Paper 2 likely has higher scientific impact due to a clearer enabling contribution: a scalable, validated pipeline and dynamic benchmark with executable trajectories for long-horizon web agents—directly addressing a major bottleneck (process-level supervision). It offers broad real-world applicability (web assistants, automation), strong methodological emphasis (deterministic replays, systematic validation), and high timeliness as agentic LLMs are a fast-moving area where benchmarks drive progress.
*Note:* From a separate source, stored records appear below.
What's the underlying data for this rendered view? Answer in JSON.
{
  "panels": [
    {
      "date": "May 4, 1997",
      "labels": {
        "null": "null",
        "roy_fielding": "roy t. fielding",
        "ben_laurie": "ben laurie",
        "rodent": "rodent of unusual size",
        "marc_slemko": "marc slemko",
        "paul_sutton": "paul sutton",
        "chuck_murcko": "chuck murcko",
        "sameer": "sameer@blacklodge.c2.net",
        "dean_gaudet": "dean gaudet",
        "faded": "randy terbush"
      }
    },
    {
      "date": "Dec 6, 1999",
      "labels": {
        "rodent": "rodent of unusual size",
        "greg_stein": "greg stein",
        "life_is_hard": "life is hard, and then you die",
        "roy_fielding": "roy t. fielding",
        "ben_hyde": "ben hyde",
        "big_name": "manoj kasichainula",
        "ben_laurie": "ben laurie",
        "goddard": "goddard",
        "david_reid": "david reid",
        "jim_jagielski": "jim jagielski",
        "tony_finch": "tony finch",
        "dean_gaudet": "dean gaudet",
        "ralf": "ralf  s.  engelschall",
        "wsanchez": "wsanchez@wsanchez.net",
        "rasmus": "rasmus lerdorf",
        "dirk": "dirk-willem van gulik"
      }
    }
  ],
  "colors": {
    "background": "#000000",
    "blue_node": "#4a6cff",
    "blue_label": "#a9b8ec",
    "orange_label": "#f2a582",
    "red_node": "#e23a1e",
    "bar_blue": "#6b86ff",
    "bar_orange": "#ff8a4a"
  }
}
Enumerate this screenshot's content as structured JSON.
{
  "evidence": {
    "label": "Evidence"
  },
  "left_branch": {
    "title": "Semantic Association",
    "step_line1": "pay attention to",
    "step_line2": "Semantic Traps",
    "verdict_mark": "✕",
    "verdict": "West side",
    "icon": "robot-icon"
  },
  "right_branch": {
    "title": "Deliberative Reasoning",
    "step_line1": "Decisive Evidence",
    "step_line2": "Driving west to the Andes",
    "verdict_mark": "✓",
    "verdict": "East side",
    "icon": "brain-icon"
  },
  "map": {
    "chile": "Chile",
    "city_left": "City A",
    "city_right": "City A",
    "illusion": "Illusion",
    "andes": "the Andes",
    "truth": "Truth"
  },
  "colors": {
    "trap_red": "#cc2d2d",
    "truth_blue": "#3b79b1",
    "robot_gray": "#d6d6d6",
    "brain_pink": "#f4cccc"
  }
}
Paper 1 is novel and large-scale, but its impact may be narrower (value simulation/alignment) and more dependent on prompt-based induction rather than a reusable infrastructure artifact.
ProjectionBench introduces a novel benchmark framework for evaluating LLMs' scientific hypothesis generation and reasoning capabilities under progressive information disclosure — a unique and timely contribution as AI-for-science accelerates. It addresses a critical gap (evaluating innovative reasoning vs. mere retrieval), tests cutting-edge models (GPT-5, Gemini 3.1), and has broad applicability across scientific domains. Paper 1, while methodologically rigorous, builds incrementally on existing work in value alignment and LLM persona simulation, with narrower applicability primarily in social science simulation. Paper 2's framework has greater potential to shape AI-driven scientific discovery.